On 04/24/2013 11:38 AM, Steve Ellcey wrote:
I think I understand the high level work, it is mapping that hight level
description to the low level calls that I am having trouble with. Lets
say I have basic blocks A, B, and C, and edges from A to B and B to C.
There may also be other edges leading into B and C that I do not want to
change. Now I want to make a copy of B (B') and change the A->B edge to
be A->B'.
I think this would be:
B_prime = duplicate_block (B, find_edge (A, B), B);
Just do duplicate_block (B, NULL, NULL)
Then I'd remove the switch statement and the outgoing edges from B'
except the edge B'->C.
Then I'd fixup the PHIs in C. That's update_destination_phis.
Then you need to wire up A->B'. If B' has PHIs, then you'll have to fix
those as well as any PHIs in C. Note that PHIs in B just lost an
argument, but that'll be handled automatically when you redirect the
edge from A->B to A->B'.
I think that's the proper sequencing (and I certainly had to read the
code, it's been a long time since I looked at it in this level of detail)

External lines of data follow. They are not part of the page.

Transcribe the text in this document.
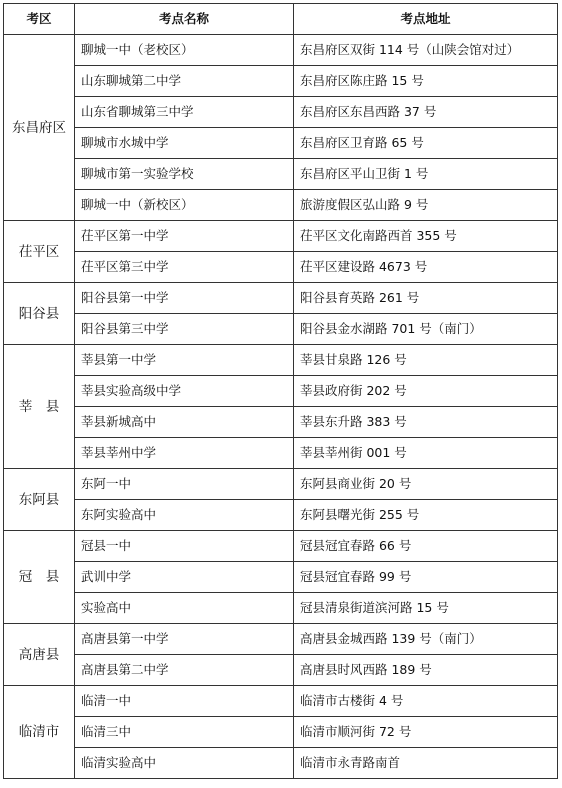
考区	考点名称	考点地址
东昌府区	聊城一中（老校区）	东昌府区双街 114 号（山陕会馆对过）
	山东聊城第二中学	东昌府区陈庄路 15 号
	山东省聊城第三中学	东昌府区东昌西路 37 号
	聊城市水城中学	东昌府区卫育路 65 号
	聊城市第一实验学校	东昌府区平山卫街 1 号
	聊城一中（新校区）	旅游度假区弘山路 9 号
茌平区	茌平区第一中学	茌平区文化南路西首 355 号
	茌平区第三中学	茌平区建设路 4673 号
阳谷县	阳谷县第一中学	阳谷县育英路 261 号
	阳谷县第三中学	阳谷县金水湖路 701 号（南门）
莘　县	莘县第一中学	莘县甘泉路 126 号
	莘县实验高级中学	莘县政府街 202 号
	莘县新城高中	莘县东升路 383 号
	莘县莘州中学	莘县莘州街 001 号
东阿县	东阿一中	东阿县商业街 20 号
	东阿实验高中	东阿县曙光街 255 号
冠　县	冠县一中	冠县冠宜春路 66 号
	武训中学	冠县冠宜春路 99 号
	实验高中	冠县清泉街道滨河路 15 号
高唐县	高唐县第一中学	高唐县金城西路 139 号（南门）
	高唐县第二中学	高唐县时风西路 189 号
临清市	临清一中	临清市古楼街 4 号
	临清三中	临清市顺河街 72 号
	临清实验高中	临清市永青路南首
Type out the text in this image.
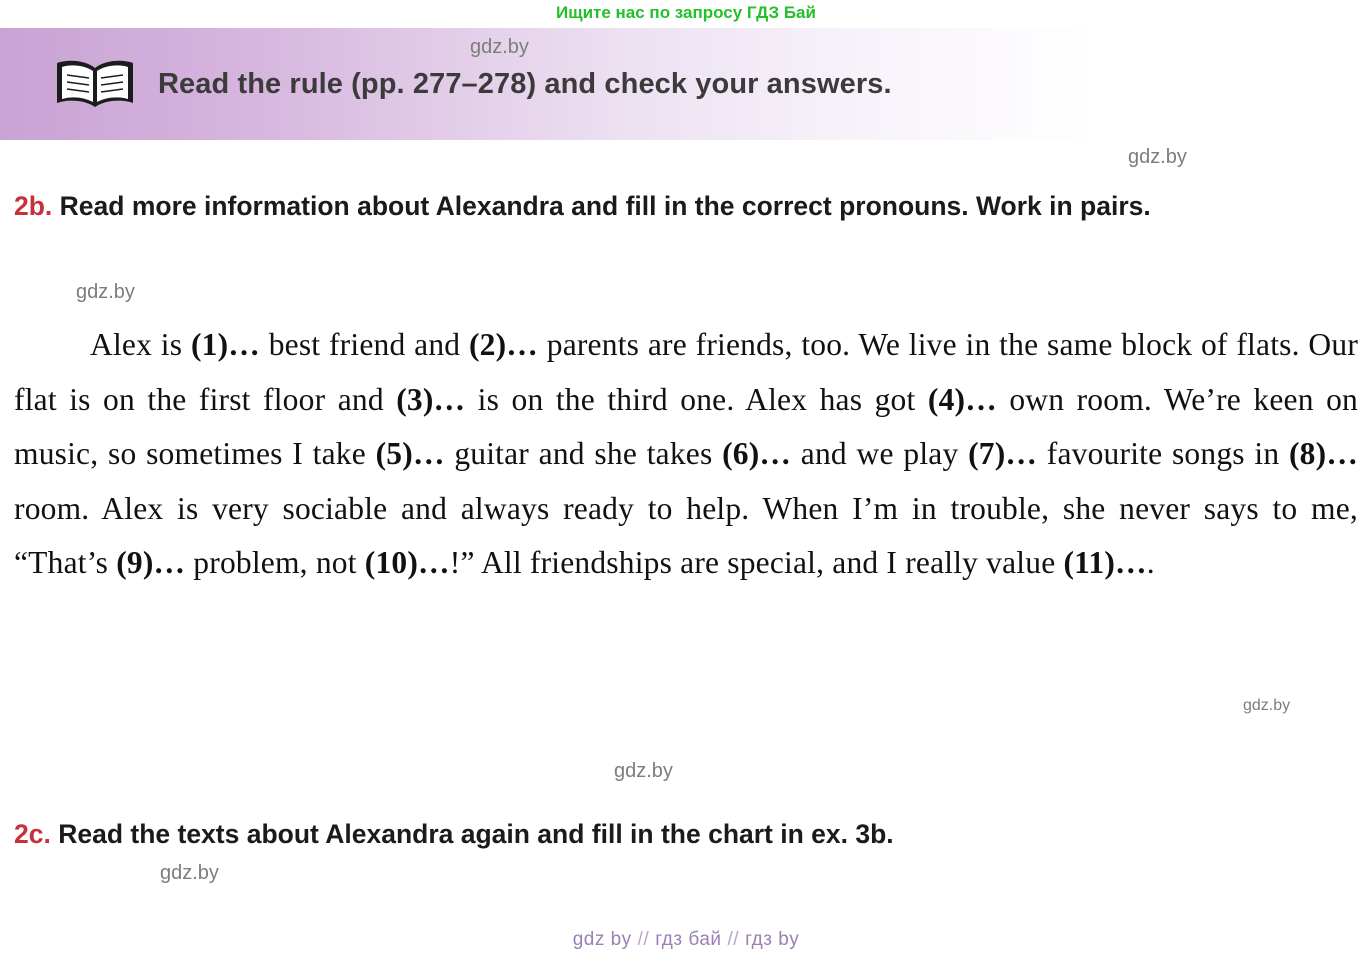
Ищите нас по запросу ГДЗ Бай
Read the rule (pp. 277–278) and check your answers.
gdz.by
gdz.by
gdz.by
gdz.by
gdz.by
gdz.by
2b. Read more information about Alexandra and fill in the correct pronouns. Work in pairs.
Alex is (1)… best friend and (2)… parents are friends, too. We live in the same block of flats. Our flat is on the first floor and (3)… is on the third one. Alex has got (4)… own room. We’re keen on music, so sometimes I take (5)… guitar and she takes (6)… and we play (7)… favourite songs in (8)… room. Alex is very sociable and always ready to help. When I’m in trouble, she never says to me, “That’s (9)… problem, not (10)…!” All friendships are special, and I really value (11)….
2c. Read the texts about Alexandra again and fill in the chart in ex. 3b.
gdz by // гдз бай // гдз by
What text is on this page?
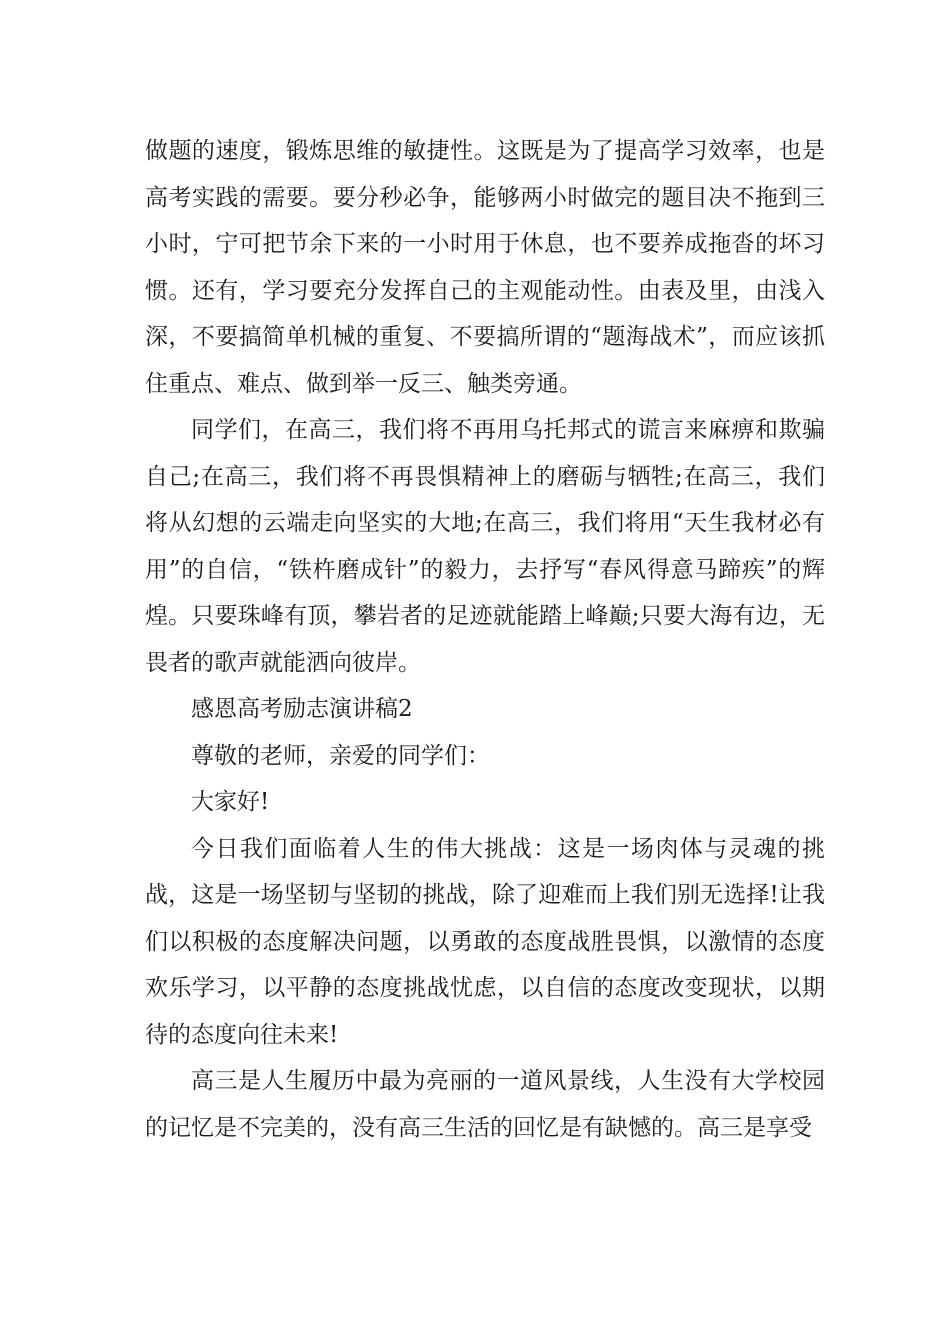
做题的速度，锻炼思维的敏捷性。这既是为了提高学习效率，也是高考实践的需要。要分秒必争，能够两小时做完的题目决不拖到三小时，宁可把节余下来的一小时用于休息，也不要养成拖沓的坏习惯。还有，学习要充分发挥自己的主观能动性。由表及里，由浅入深，不要搞简单机械的重复、不要搞所谓的“题海战术”，而应该抓住重点、难点、做到举一反三、触类旁通。

同学们，在高三，我们将不再用乌托邦式的谎言来麻痹和欺骗自己;在高三，我们将不再畏惧精神上的磨砺与牺牲;在高三，我们将从幻想的云端走向坚实的大地;在高三，我们将用“天生我材必有用”的自信，“铁杵磨成针”的毅力，去抒写“春风得意马蹄疾”的辉煌。只要珠峰有顶，攀岩者的足迹就能踏上峰巅;只要大海有边，无畏者的歌声就能洒向彼岸。

感恩高考励志演讲稿2

尊敬的老师，亲爱的同学们：

大家好!

今日我们面临着人生的伟大挑战：这是一场肉体与灵魂的挑战，这是一场坚韧与坚韧的挑战，除了迎难而上我们别无选择!让我们以积极的态度解决问题，以勇敢的态度战胜畏惧，以激情的态度欢乐学习，以平静的态度挑战忧虑，以自信的态度改变现状，以期待的态度向往未来!

高三是人生履历中最为亮丽的一道风景线，人生没有大学校园的记忆是不完美的，没有高三生活的回忆是有缺憾的。高三是享受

This leads to several questions. Why does it matter what basic block
I put this new block 'after' (the 3rd arg to duplicate_block). Do all
blocks have at least one edge leading out of them or will a block 'fall'
into the next block if there is no succ edges? Or does 'after' just
affect where the block shows up in debug tree listings?
The AFTER argument shouldn't matter. All edges are explicit. If a
block has a fall-thru path, it'll have an edge and the edge should be
marked with EDGE_FALLTHRU.
Looking at the code in tree-ssa-threadupdate.c and trans-mem.c I am
guessing I need to call initialize_original_copy_tables before calling
duplicate_block and free_original_copy_tables after it, right? I am
also assuming I can do a series of duplicate_block calls between the
initialize and free calls if I need to.
Yes, you'll need to initialize & free them and you can do as many
duplicate_block calls as you'd like.
tree-ssa-threadupdate.c has a static routine called
update_destination_phis to update the phi's in a new block, I made a
copy of this routine and used it in my code to try and update the phi
nodes in my new block B'. I am not sure if that is sufficient or not
for updating the phi nodes in my new block. Do I also need to do
something to adjust the phi nodes in the block I copied (B)
In your example, it's updating the PHIs in block C. When you copy B,
any successor nodes with PHIs will now have PHIs with an uninitialized
argument. That routine finds the PHI argument associated with the edge
B'->C and initializes its value to be the same as the PHI arg associated
with the edge B->C.
So I basically am duplicating blocks with:
initialize_original_copy_tables ();
B_prime = duplicate_block (B, find_edge (A, B), A);
update_destination_phis (B, B_prime);
free_original_copy_tables ();
But my code segfaults in nearest_common_dominator, called by update_ssa
after my pass has changed the code. I think I need to do more to fix
any PHI nodes in B and B' but I am not sure what. I also notice that
copy_bbs in cfghooks (which calls duplicate_block) has calls to
get_immediate_dominator and set_immediate_dominator, maybe I need to
copy that code as well?
Make sure you call free_dominance_info. THe code might be looking at
cached dominance info and getting confused as hell. Threading jumps
like this mucks up the dominance info beyond easy repair.